When It's Always Safe

A few years ago now, I was out with friends on a Friday night. One of them, I had known for several years and love dearly. The other was her girlfriend. They also happen to be an interracial couple. By that point in my life, I didn't even think twice about their relationship. It worked for them so it worked for me; I was glad to have a friend from a previous life there in that unfamiliar midwestern city. As we walked along the city streets that night, a man veered off course and leaned far out of his car to yell at us. He drove away quickly. I hadn't been able to understand what he said. In all my naiveté, I looked at them said, "What was that all about?"

They knew. It was about them. That wasn't the first time they had been yelled at in that way. Interracial and same-sex couple were both problematic in different places.

A few years later, I've finally found a man with whom I've been on more than three dates. It's still new. It's still weird at times. We're still figuring out each other. (Seriously, he doesn't like watermelon or  cheesecake. Who doesn't like watermelon or cheesecake? These things are the nectar of the gods!) But it's always safe. I've been weirdly conscious of that lately for all sorts of reasons, at least in part because of stories like that night years ago. Actually, people are nice to us for no reason than the fact we're on a date.

We get smiles and jokes from waiters when we have a three hour dinner on a slow evening. Those same waiters assume we're on one check. No one looks at us strangely when we're walking down a street together. In fact, cultural norms say that I'm safer when walking down a dark street with him than I would be by myself or with another woman. PDA is totally acceptable, even though we're not PDA people so that's mostly irrelevant. Everywhere, anywhere we go, it's safe for us to be together.

We're safe because we're heterosexual, cisgendered people. We're safe because we're both Anglo at a "Please give me some sunscreen" level. We're safe because we embody what is "normal." We're what this society has always privileged. There's something decidedly eerie about that fact. Maybe unsettling is a more accurate word.
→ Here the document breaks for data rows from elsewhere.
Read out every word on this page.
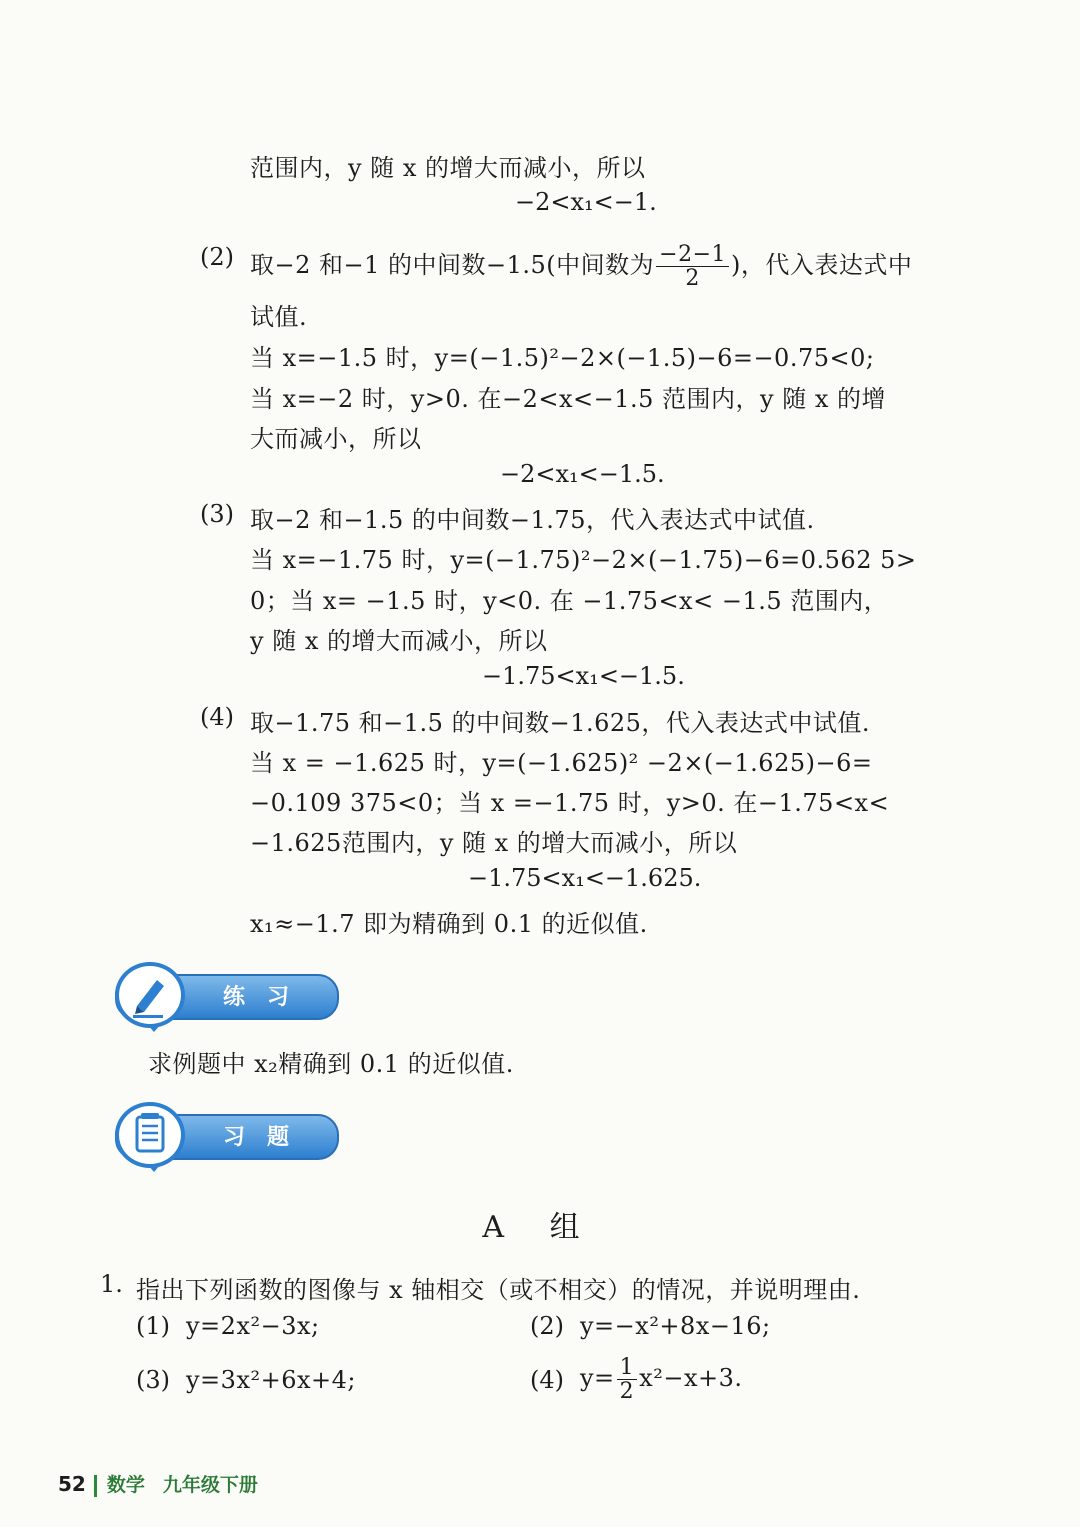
范围内，y 随 x 的增大而减小，所以
−2<x₁<−1.
(2) 取−2 和−1 的中间数−1.5(中间数为 $\frac{-2-1}{2}$ )，代入表达式中
试值.
当 x=−1.5 时，y=(−1.5)²−2×(−1.5)−6=−0.75<0;
当 x=−2 时，y>0. 在−2<x<−1.5 范围内，y 随 x 的增
大而减小，所以
−2<x₁<−1.5.
(3) 取−2 和−1.5 的中间数−1.75，代入表达式中试值.
当 x=−1.75 时，y=(−1.75)²−2×(−1.75)−6=0.562 5>
0；当 x= −1.5 时，y<0. 在 −1.75<x< −1.5 范围内，
y 随 x 的增大而减小，所以
−1.75<x₁<−1.5.
(4) 取−1.75 和−1.5 的中间数−1.625，代入表达式中试值.
当 x = −1.625 时，y=(−1.625)² −2×(−1.625)−6=
−0.109 375<0；当 x =−1.75 时，y>0. 在−1.75<x<
−1.625范围内，y 随 x 的增大而减小，所以
−1.75<x₁<−1.625.
x₁≈−1.7 即为精确到 0.1 的近似值.
练习
求例题中 x₂精确到 0.1 的近似值.
习题
A 组
1. 指出下列函数的图像与 x 轴相交（或不相交）的情况，并说明理由.
(1) y=2x²−3x;	(2) y=−x²+8x−16;
(3) y=3x²+6x+4;	(4) $y= \frac{1}{2} x^2-x+3$.
52 数学 九年级下册
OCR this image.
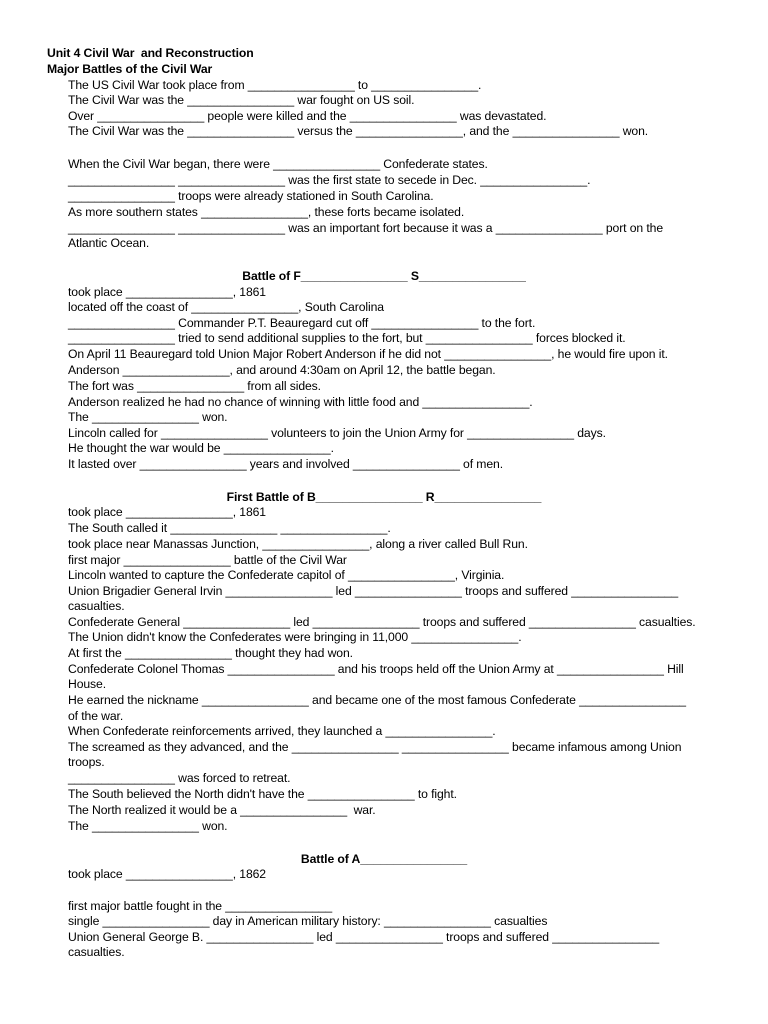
Unit 4 Civil War  and Reconstruction
Major Battles of the Civil War
The US Civil War took place from ________________ to ________________.
The Civil War was the ________________ war fought on US soil.
Over ________________ people were killed and the ________________ was devastated.
The Civil War was the ________________ versus the ________________, and the ________________ won.
When the Civil War began, there were ________________ Confederate states.
________________ ________________ was the first state to secede in Dec. ________________.
________________ troops were already stationed in South Carolina.
As more southern states ________________, these forts became isolated.
________________ ________________ was an important fort because it was a ________________ port on the
Atlantic Ocean.
Battle of F________________ S________________
took place ________________, 1861
located off the coast of ________________, South Carolina
________________ Commander P.T. Beauregard cut off ________________ to the fort.
________________ tried to send additional supplies to the fort, but ________________ forces blocked it.
On April 11 Beauregard told Union Major Robert Anderson if he did not ________________, he would fire upon it.
Anderson ________________, and around 4:30am on April 12, the battle began.
The fort was ________________ from all sides.
Anderson realized he had no chance of winning with little food and ________________.
The ________________ won.
Lincoln called for ________________ volunteers to join the Union Army for ________________ days.
He thought the war would be ________________.
It lasted over ________________ years and involved ________________ of men.
First Battle of B________________ R________________
took place ________________, 1861
The South called it ________________ ________________.
took place near Manassas Junction, ________________, along a river called Bull Run.
first major ________________ battle of the Civil War
Lincoln wanted to capture the Confederate capitol of ________________, Virginia.
Union Brigadier General Irvin ________________ led ________________ troops and suffered ________________
casualties.
Confederate General ________________ led ________________ troops and suffered ________________ casualties.
The Union didn't know the Confederates were bringing in 11,000 ________________.
At first the ________________ thought they had won.
Confederate Colonel Thomas ________________ and his troops held off the Union Army at ________________ Hill
House.
He earned the nickname ________________ and became one of the most famous Confederate ________________
of the war.
When Confederate reinforcements arrived, they launched a ________________.
The screamed as they advanced, and the ________________ ________________ became infamous among Union
troops.
________________ was forced to retreat.
The South believed the North didn't have the ________________ to fight.
The North realized it would be a ________________  war.
The ________________ won.
Battle of A________________
took place ________________, 1862
first major battle fought in the ________________
single ________________ day in American military history: ________________ casualties
Union General George B. ________________ led ________________ troops and suffered ________________
casualties.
Now, a few days after same-sex marriage has been legal in the state where I live and work, that privilege is even more unsettling. Ministers willing to perform same-sex weddings the day the ruling came were asked to be in pairs for safety. I was not among those performing weddings because of a funeral, but I have heard of the tears, and the joy, and the incredulity. I started this particular post weeks ago, unsure of how to end it.

Now I know: we're closer to the reign of God than we were a few days ago. Of that I am certain. Still, I long for the day when safety isn't a privilege for people who just happen to be walking down a street.